After sampling Alice’s cookies and Peg’s cookies and Kate’s cookies, I realized that our Christmas cookies, which I have always loved, are truly special. Other people make thick cookies, doughy cookies, under-baked cookies, when they make cookies with cookie cutters. Some of them apply white icing. I have not tasted a single cookie this season like our cookies.
In the past, only two people have come to bake Christmas cookies with me. The woman who is now my brother’s wife came to learn to bake them, spent a long afternoon with me in San Leandro cutting and decorating one year. She never came again. And an old friend came to take part in the holiday cookie marathon. She enjoyed decorating cookies with colored sugar, but soon suggested we abandon the project and walk to the mall instead. “This is a lot of work,” she said.
Indeed. A more recent friend suggested that I develop a sideline in baking cookies. “I would buy them,” she said.
“Too much work,” I responded, “I would never do production baking.”
At my current age of sixty-five, it probably takes me two days to make the four main cookie doughs and perhaps another two or three days to roll, cut, decorate and bake three kinds of cookies, plus a half-day to ice the pfefferneusse. It is a lot of work, special to the Christmas season: I only make these cookies once a year in a year when I have time to bake. I enjoy baking them and baking them tires me: once a year is enough, but I miss them in years when I don’t make them. Sometimes I pack up tins of them to send to friends or send them home with Christmas dinner guests.

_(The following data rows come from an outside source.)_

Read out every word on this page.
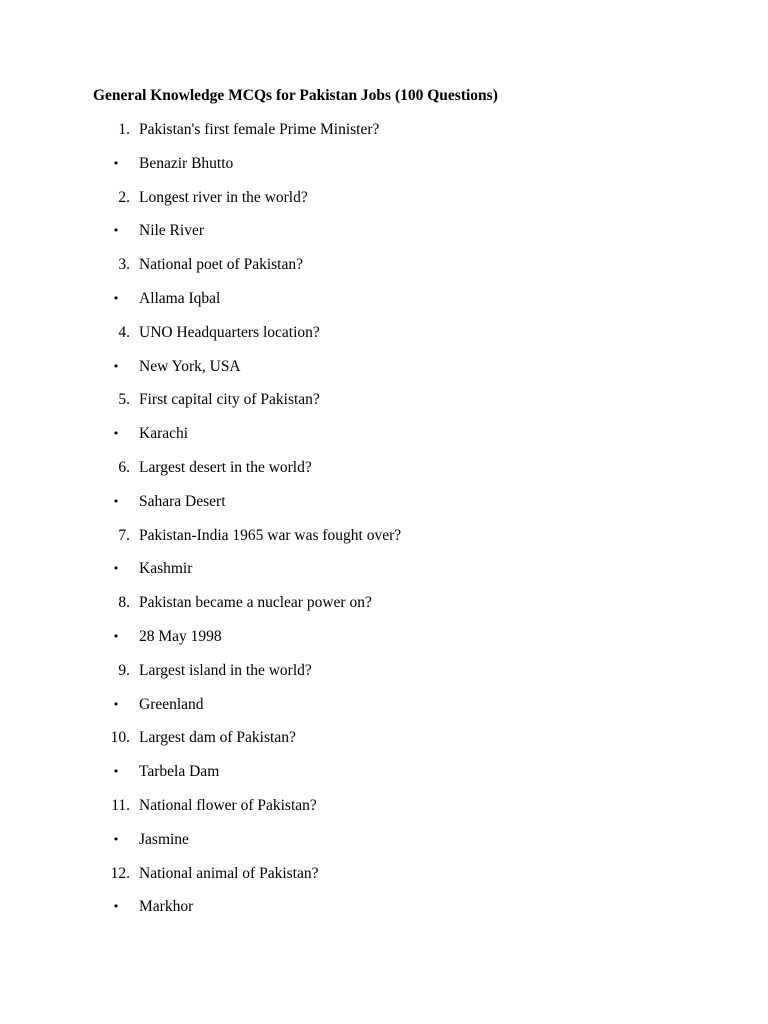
General Knowledge MCQs for Pakistan Jobs (100 Questions)
1. Pakistan's first female Prime Minister?
• Benazir Bhutto
2. Longest river in the world?
• Nile River
3. National poet of Pakistan?
• Allama Iqbal
4. UNO Headquarters location?
• New York, USA
5. First capital city of Pakistan?
• Karachi
6. Largest desert in the world?
• Sahara Desert
7. Pakistan-India 1965 war was fought over?
• Kashmir
8. Pakistan became a nuclear power on?
• 28 May 1998
9. Largest island in the world?
• Greenland
10. Largest dam of Pakistan?
• Tarbela Dam
11. National flower of Pakistan?
• Jasmine
12. National animal of Pakistan?
• Markhor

I don’t know whether I’ll get even the pfefferneusse made this year. Yesterday I made homemade noodles and cloverleaf yeast rolls. I have not made any Christmas pie yet (twelve days remember) and I still have to bake my Mom an elaborate lemon-filled coconut cake for her 94th birthday. I’ll make Christmas cookies again though in some less busy year because their absence has taught me how unique and wonderful they are.